After initial training in space design (Bachelor's degree) and then in architecture (Master's degree at ENSA-V), and initial professional experience in an agency, Vianney Bera completed his training with a Master's degree in urban planning at the Urban School of the Sciences Po research university in Paris, in order to broaden his field of expertise to include territorial, programmatic and strategic project issues. After Paris, he moved to Nantes in 2018 to work as a project manager at an architectural and urban planning firm, where he carries out cross-functional project management assignments for private and public sector clients, working on a variety of projects at different scales, from architecture to urban and regional planning. He is currently involved in a wide range of projects, from architectural programming to real-estate master plans, by way of project management support (PMS) and general project management, with involvement in all key phases of operations: pre-programming, programming, design supervision and support through to delivery. Sensitive to the visual arts and attentive to the possible bridges between architecture and landscape, he joined the À Pieds Joints collective with the desire to redo projects on a small scale, explore new materials and reconnect with creative storytelling.

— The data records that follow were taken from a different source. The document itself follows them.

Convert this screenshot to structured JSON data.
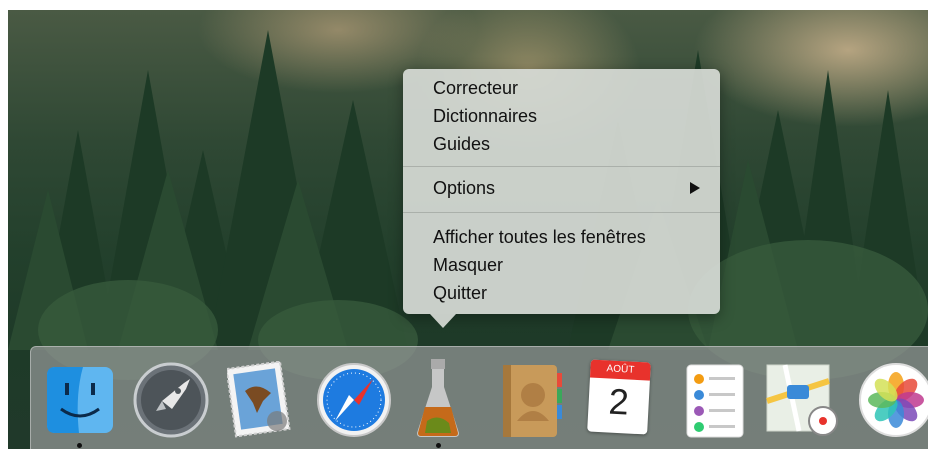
{
  "context_menu": {
    "items": [
      {
        "label": "Correcteur"
      },
      {
        "label": "Dictionnaires"
      },
      {
        "label": "Guides"
      },
      {
        "label": "Options",
        "has_submenu": true
      },
      {
        "label": "Afficher toutes les fenêtres"
      },
      {
        "label": "Masquer"
      },
      {
        "label": "Quitter"
      }
    ]
  },
  "dock": {
    "apps": [
      {
        "icon": "finder-icon",
        "running": true
      },
      {
        "icon": "launchpad-icon",
        "running": false
      },
      {
        "icon": "mail-icon",
        "running": false
      },
      {
        "icon": "safari-icon",
        "running": false
      },
      {
        "icon": "flask-app-icon",
        "running": true
      },
      {
        "icon": "contacts-icon",
        "running": false
      },
      {
        "icon": "calendar-icon",
        "running": false,
        "month": "AOÛT",
        "day": "2"
      },
      {
        "icon": "reminders-icon",
        "running": false
      },
      {
        "icon": "maps-icon",
        "running": false
      },
      {
        "icon": "photos-icon",
        "running": false
      }
    ]
  },
  "colors": {
    "menu_bg": "#d6dad5",
    "dock_bg": "#919694",
    "calendar_red": "#e8322c",
    "safari_blue": "#1e7be0"
  }
}
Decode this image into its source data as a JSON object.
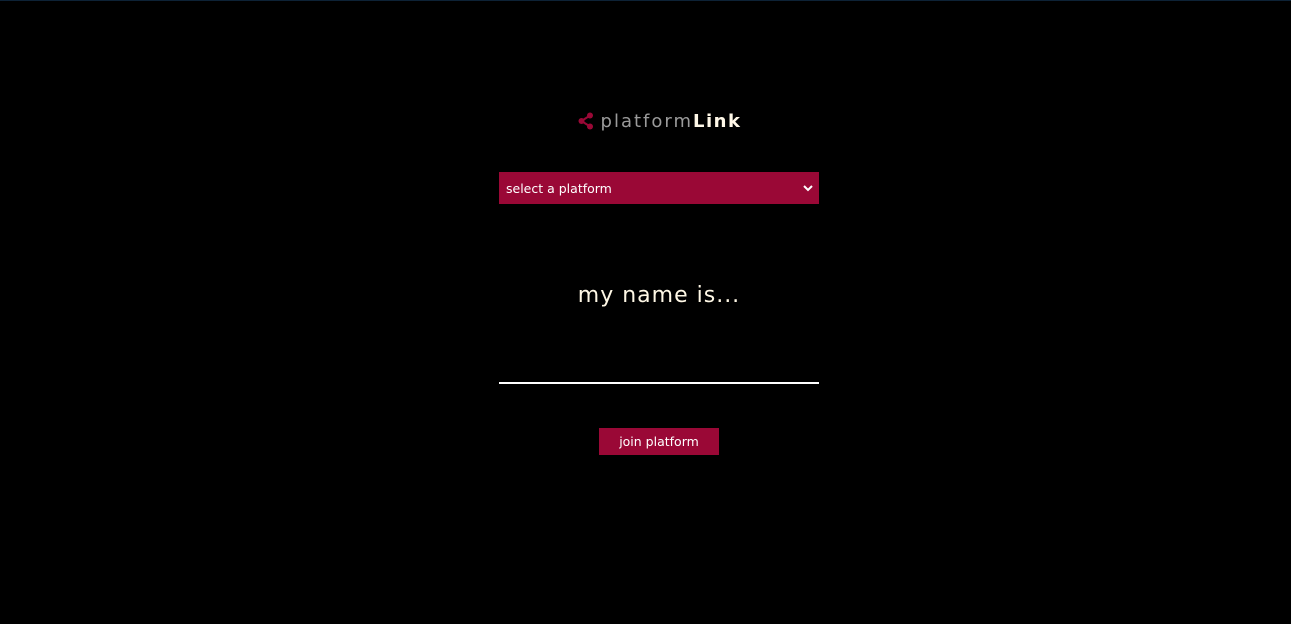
{
  "top_border_color": "#0d2236",
  "logo": {
    "icon": "share-icon",
    "text_light": "platform",
    "text_bold": "Link",
    "icon_color": "#9a0836"
  },
  "platform_select": {
    "selected": "select a platform",
    "icon": "chevron-down-icon",
    "background": "#9a0836"
  },
  "name_prompt": "my name is...",
  "name_input": {
    "value": "",
    "placeholder": ""
  },
  "join_button": {
    "label": "join platform",
    "background": "#9a0836"
  }
}
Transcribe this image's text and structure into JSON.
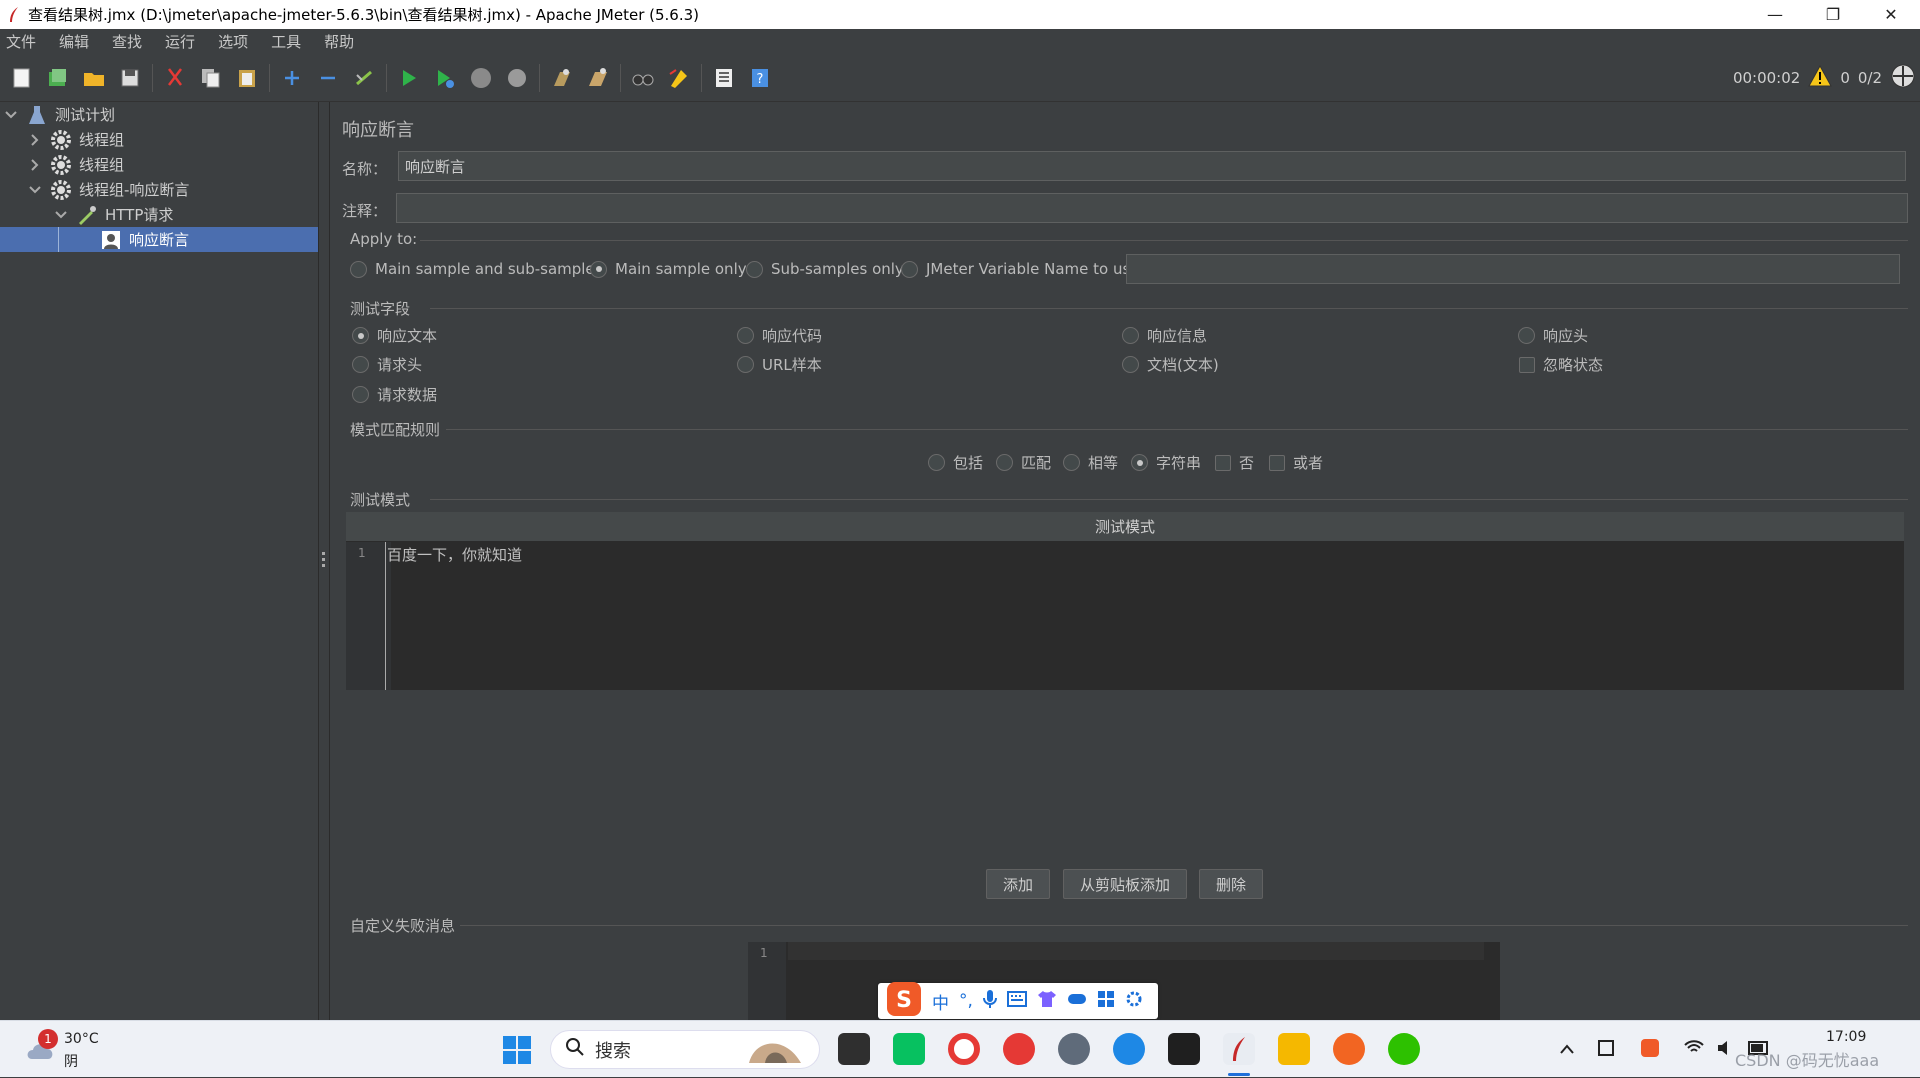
{
  "window": {
    "title": "查看结果树.jmx (D:\\jmeter\\apache-jmeter-5.6.3\\bin\\查看结果树.jmx) - Apache JMeter (5.6.3)",
    "minimize": "—",
    "maximize": "❐",
    "close": "✕"
  },
  "menu": [
    "文件",
    "编辑",
    "查找",
    "运行",
    "选项",
    "工具",
    "帮助"
  ],
  "toolbar_status": {
    "elapsed": "00:00:02",
    "warnings": "0",
    "threads": "0/2"
  },
  "tree": {
    "items": [
      {
        "label": "测试计划"
      },
      {
        "label": "线程组"
      },
      {
        "label": "线程组"
      },
      {
        "label": "线程组-响应断言"
      },
      {
        "label": "HTTP请求"
      },
      {
        "label": "响应断言"
      }
    ]
  },
  "panel": {
    "title": "响应断言",
    "name_label": "名称：",
    "name_value": "响应断言",
    "comment_label": "注释：",
    "comment_value": "",
    "apply_to": {
      "label": "Apply to:",
      "options": [
        "Main sample and sub-samples",
        "Main sample only",
        "Sub-samples only",
        "JMeter Variable Name to use"
      ],
      "selected": "Main sample only",
      "variable_value": ""
    },
    "fields": {
      "label": "测试字段",
      "options": [
        "响应文本",
        "响应代码",
        "响应信息",
        "响应头",
        "请求头",
        "URL样本",
        "文档(文本)",
        "忽略状态",
        "请求数据"
      ],
      "selected": "响应文本"
    },
    "pattern_rules": {
      "label": "模式匹配规则",
      "options": [
        "包括",
        "匹配",
        "相等",
        "字符串",
        "否",
        "或者"
      ],
      "selected": "字符串"
    },
    "patterns": {
      "label": "测试模式",
      "column": "测试模式",
      "line_no": "1",
      "value": "百度一下，你就知道"
    },
    "buttons": {
      "add": "添加",
      "add_clipboard": "从剪贴板添加",
      "delete": "删除"
    },
    "failure": {
      "label": "自定义失败消息",
      "line_no": "1",
      "value": ""
    }
  },
  "ime": {
    "mode": "中",
    "punct": "°,"
  },
  "taskbar": {
    "weather_temp": "30°C",
    "weather_desc": "阴",
    "weather_badge": "1",
    "search_placeholder": "搜索",
    "time": "17:09",
    "watermark": "CSDN @码无忧aaa"
  },
  "colors": {
    "bg": "#3c3f41",
    "selection": "#4b6eaf",
    "editor": "#2b2b2b"
  }
}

Born in Le Havre, a major port rebuilt after the Second World War, Bertrand Pigeon developed a taste for large-scale compositions and palimpsests very early on in life. After becoming an urban planner, he continued to focus on the question of appropriation of places by their inhabitants. Working with local authorities on public space development projects, he is convinced that an intuitive, almost emotional understanding of a site by its users is key to a project's success. His different professional experiences, between design offices, real-estate development and local authorities, have led him to tackle a variety of themes and phases of projects at all scales, from buildings to territory, questioning timeframes, uses and sites in order to develop relevant projects that will always be at the service of whoever lives in them. Sensitive to the sustainability of things, he seeks to integrate new practices into his projects, both in terms of environmental quality and the place of art in unusual places. And it is precisely because he normally spends his days working on themes far removed from the art of the garden that Chaumont-sur-Loire provides him with an to re-examine his practice: by using living material and reversing the scale, how can a public space be turned into an evocation of the intimate?